The Coinage of Belief
One of the leading websites dealing with spirituality is called Beliefnet.com. I find the name of this website to be instructive because it assumes that beliefs lie at the core of the spiritual experience. This assumption seems to inform everyday life as well; if someone wants to know what “spiritual path” you are on they will commonly ask “what do you believe”?
I have been advised by my channelled teachers to hold as few beliefs as possible. Their advice rings very true for me.
As far back as I can remember, I came to the conclusion that the coinage of belief was cheap; that what many believed (and in some cases what they would die for) was largely the product of what they had been taught or conditioned to accept; not what they had actually experienced.
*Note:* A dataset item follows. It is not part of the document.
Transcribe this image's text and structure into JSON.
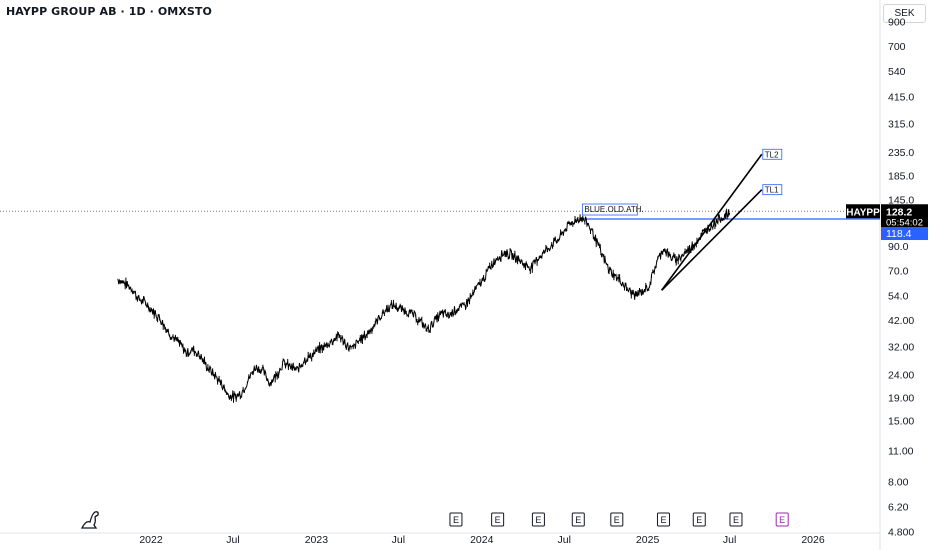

Back in junior high school, it occured to me that the people who professed great certaintly in a particular religious belief, would probably be just as committed to a seemingly contradictory belief, had different parents mistakenly picked them up from the hospitial at birth. The devout Muslim might be telling folks that they had to accept Jesus into their heart to escape eternal damnation; the devout Jew might firmly believe that Mohammed was the Messenger of Allah; the Hindu might now be proclaiming that Catholicism was the one true religion.
Contrast this, if you will, with what people tell us upon returning from near death experiences. NDE’rs do not tell us that they “believe” that life continues after death, or that they “believe” that they encountered a Light of indescribable love. They tell us that they know these things with the deepest knowing one can have. Research has shown that these experiences have a profound impact on NDE’rs; much more profound than any of the beliefs that they previously might have professed. This is because these experiences do not come from a mental/emotional level; but from a much deeper level; what many of us refer to as the soul.
I believe (there I go again) that we are moving from a belief-based spirituality to an experience-based spirituality and I am quite happy about this.
After all, I have never met an NDE’r who came back and said, “Thank God I’m a Presbyterian”!